A coupled GaAs/AlGaAs quantum wire (QWR)-dot sample grown by molecular beam epitaxy on a patterned $\mathrm{}\left(311\right)A$ GaAs substrate is studied by near-field spectroscopy at a temperature of 10 K with a spectral resolution of 100 μeV. The two-dimensional potential energy profiles of the sample including localized excitonic states caused by structural disorder are determined in photoluminescence measurements with a spatial resolution of 150 nm. One finds a potential barrier of 20 meV between the quantum wire and the embedding quantum well (QW) on the mesa top of the structure. This is due to local thinning of the GaAs layer. In contrast, the wire-dot interface results free of energy barriers.

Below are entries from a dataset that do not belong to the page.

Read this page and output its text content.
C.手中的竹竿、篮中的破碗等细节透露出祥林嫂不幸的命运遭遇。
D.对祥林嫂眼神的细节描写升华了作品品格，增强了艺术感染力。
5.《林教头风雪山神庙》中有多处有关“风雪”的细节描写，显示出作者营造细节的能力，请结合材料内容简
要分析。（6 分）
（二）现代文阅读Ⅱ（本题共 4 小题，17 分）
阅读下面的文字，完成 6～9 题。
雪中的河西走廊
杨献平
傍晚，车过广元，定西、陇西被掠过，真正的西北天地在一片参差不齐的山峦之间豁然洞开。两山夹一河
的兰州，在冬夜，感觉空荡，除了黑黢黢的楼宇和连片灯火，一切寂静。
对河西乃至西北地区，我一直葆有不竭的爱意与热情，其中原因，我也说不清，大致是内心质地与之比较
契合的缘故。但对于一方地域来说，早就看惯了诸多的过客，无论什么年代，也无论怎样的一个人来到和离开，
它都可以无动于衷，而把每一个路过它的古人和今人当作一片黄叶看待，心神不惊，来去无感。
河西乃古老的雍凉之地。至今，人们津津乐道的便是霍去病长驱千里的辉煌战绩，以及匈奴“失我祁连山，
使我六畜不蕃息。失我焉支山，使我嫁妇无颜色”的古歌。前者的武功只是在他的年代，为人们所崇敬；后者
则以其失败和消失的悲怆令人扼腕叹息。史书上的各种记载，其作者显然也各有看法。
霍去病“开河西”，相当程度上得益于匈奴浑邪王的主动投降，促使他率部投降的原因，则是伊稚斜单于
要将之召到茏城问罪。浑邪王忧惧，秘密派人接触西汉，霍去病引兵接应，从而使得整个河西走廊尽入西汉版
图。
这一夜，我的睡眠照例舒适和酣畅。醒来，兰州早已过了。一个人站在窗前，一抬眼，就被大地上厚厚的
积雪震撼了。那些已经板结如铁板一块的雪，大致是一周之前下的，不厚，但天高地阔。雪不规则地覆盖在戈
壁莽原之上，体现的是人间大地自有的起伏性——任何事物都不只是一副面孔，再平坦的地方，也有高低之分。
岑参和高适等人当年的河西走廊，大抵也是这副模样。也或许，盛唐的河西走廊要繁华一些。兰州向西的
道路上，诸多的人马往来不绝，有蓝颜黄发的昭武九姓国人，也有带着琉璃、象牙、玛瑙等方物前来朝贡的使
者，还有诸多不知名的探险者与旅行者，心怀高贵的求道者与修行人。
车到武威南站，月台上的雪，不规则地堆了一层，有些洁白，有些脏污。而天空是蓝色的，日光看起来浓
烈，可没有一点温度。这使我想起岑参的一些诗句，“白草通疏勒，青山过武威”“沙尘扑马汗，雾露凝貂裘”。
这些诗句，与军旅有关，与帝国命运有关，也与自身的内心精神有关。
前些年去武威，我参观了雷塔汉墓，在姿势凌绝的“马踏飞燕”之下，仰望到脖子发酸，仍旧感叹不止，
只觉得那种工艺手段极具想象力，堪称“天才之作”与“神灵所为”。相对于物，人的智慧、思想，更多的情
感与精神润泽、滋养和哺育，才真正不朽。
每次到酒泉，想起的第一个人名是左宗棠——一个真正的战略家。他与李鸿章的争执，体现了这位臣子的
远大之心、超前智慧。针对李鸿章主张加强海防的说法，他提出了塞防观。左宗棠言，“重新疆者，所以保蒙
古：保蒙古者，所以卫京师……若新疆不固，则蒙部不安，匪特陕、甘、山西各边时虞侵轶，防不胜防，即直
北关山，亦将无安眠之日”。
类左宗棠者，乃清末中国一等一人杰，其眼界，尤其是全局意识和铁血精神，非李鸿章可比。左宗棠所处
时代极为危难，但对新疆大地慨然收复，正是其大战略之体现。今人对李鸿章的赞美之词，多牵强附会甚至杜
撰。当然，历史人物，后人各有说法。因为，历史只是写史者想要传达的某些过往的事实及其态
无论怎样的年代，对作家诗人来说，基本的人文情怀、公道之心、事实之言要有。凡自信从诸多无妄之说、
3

The spatial variation of the GaAs layer thickness provides information on the growth mechanism determined by lateral diffusion of Ga atoms which is modeled by an analytical model. By performing spatially resolved photoluminescence excitation measurements on this wire-dot structure, we present a method for investigating carrier transport in low-dimensional systems: The dot area is used as an optical marker for excitonic diffusion via QW and QWR states. The two-dimensional (2D) and 1D diffusion coefficients are extracted as a function of the temperature and discussed.